New Chinese Immigration to New Zealand: Policies, Immigration Patterns, Mobility and Perception

Liangni Sally Liu Introduction

In the New Zealand context, large-scale Chinese immigration started very recently. The country’s immigrant selection was based on racial preference until 1986 when a major immigration policy review was enforced (Ip 1995; Trlin 1992). The 1986 Immigration Policy Reviews that abolished the traditional source-country preference (such as the Great Britain) and proclaimed a liberal philosophy of selecting immigrants based on “criteria of personal merit without discrimination on grounds of race, national or ethnic origin” (Burke 1986: 11) resulted in a dramatic increase in the number of new Chinese migrants to the country (Ip 1995).1 The new policy was further refined by the introduction of a points-based system in 1991, which accentuated the human-capital factor of recruiting talent and economic investment (Trlin 1997). These changes brought in a large influx of new Chinese migrants. Of the new Chinese intake, Hong Kong, Taiwan and the People’s Republic of China (PRC2) are the three main contributing sources (Ho 2003).

L.S. Liu (*)

Massey University, Albany, Auckland, New Zealand © The Author(s) 2017

M. Zhou (ed.), Contemporary Chinese Diasporas, DOI 10.1007/978-981-10-5595-9_11

Top 16 countries of origin for New Zealand permanent residents, 1987-2015

Fig. 11.1 Top 16 countries of origin for New Zealand permanent residents, 1987-2015

Immigrants from Hong Kong and Taiwan started arriving in the early 1990s, but PRC immigrants started coming in significant numbers at a later date (Ip 2006b; Liu 2011). Most started to arrive in the mid-1990s, and their numbers increased rapidly in the late 1990s, making the PRC a major immigrant source for New Zealand. The PRC became the second largest source country for New Zealand in 1997 and it has remained the second- largest source for residence approvals in New Zealand (94,859), just after the Great Britain (149,969) (see Fig. 11.1).

Given the significance of the PRC’s migrant population in New Zealand, it is important to study this new Chinese immigration. Much attention has been given to the Chinese diaspora in other traditional immigration-based “New World” countries whose geopolitical and economic positioning in the world migration system is much more visible and is closer to the center of global politics. Although new Chinese migrants in New Zealand contribute greatly to the global Chinese diaspora population, this group has often been overlooked in Chinese diaspora studies. This chapter sets out to remedy this gap. It focuses on the changing patterns of immigration, routes and transnational mobility in the context of New Zealand’s changing immigration policy and the geopolitical positioning of both China and New Zealand in the global system. It distinguishes PRC migrants from Hong Kong and Taiwan Chinese migrants because the latter two groups differ from PRC Chinese in terms of time of arrival, migration incentives and patterns, and demographic structure.
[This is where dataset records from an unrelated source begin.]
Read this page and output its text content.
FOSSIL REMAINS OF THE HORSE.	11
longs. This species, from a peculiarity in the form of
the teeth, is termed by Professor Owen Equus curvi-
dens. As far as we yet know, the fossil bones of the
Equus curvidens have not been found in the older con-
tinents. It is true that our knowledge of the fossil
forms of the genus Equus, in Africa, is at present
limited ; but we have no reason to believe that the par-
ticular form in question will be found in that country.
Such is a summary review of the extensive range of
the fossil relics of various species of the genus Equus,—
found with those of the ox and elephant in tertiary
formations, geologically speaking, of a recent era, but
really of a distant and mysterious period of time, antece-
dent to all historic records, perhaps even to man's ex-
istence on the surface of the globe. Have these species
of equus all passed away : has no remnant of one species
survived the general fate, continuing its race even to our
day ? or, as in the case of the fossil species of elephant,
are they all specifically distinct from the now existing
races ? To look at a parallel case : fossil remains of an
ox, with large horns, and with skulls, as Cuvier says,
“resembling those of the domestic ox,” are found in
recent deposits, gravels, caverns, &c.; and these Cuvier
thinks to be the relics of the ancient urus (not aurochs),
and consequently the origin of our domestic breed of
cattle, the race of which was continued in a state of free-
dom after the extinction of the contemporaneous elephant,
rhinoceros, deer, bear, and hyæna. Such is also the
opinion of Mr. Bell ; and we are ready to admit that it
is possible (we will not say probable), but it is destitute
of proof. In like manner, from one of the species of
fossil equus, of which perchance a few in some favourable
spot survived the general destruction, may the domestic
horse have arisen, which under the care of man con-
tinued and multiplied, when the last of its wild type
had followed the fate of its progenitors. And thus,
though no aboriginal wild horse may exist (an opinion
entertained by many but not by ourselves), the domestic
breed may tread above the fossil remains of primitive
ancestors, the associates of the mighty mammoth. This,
Studying new Chinese immigration in the New Zealand context has far-reaching implications for Chinese diaspora studies. New Zealand is more likely a destination for short-term or mid-term immigration settlement than it is for long-term settlement (Bedford etal.2000).To study new Chinese migrants to this traditional “land of immigration” that is geographically far away from the world center and Asia can help us understand the changing themes, patterns and circulation of the contemporary Chinese diaspora in a changing world migration hierarchy.

I first provide a brief historical overview of early Chinese immigration to New Zealand. I then contextualize the new wave of PRC immigration against the background of New Zealand’s changing immigration policy after 1986 and China’s economic and social transformation. The transformation of China after the early 1990s speeded the new Chinese immigration wave. This second section addresses how policy and the social, political and economic environment of both immigrant-receiving and immigrantsending countries conditioned new Chinese immigration. I focus on immigration policy in New Zealand and its impact on the volume of this inflow. The third section focuses on the immigration categories under which PRC migrants arrive. Other immigrant groups will be used as benchmarks to show the distinct pattern of PRC migrants. The fourth section looks at the general profile of the PRC migrant population in New Zealand and their settlement, indicated by participation in the labor market. The last section touches on the transnational migration and mobility of PRC migrants, a theme of research on new Chinese immigration everywhere. The chapter concludes with a discussion of how new Chinese migrants are perceived by the host society, especially Maoris.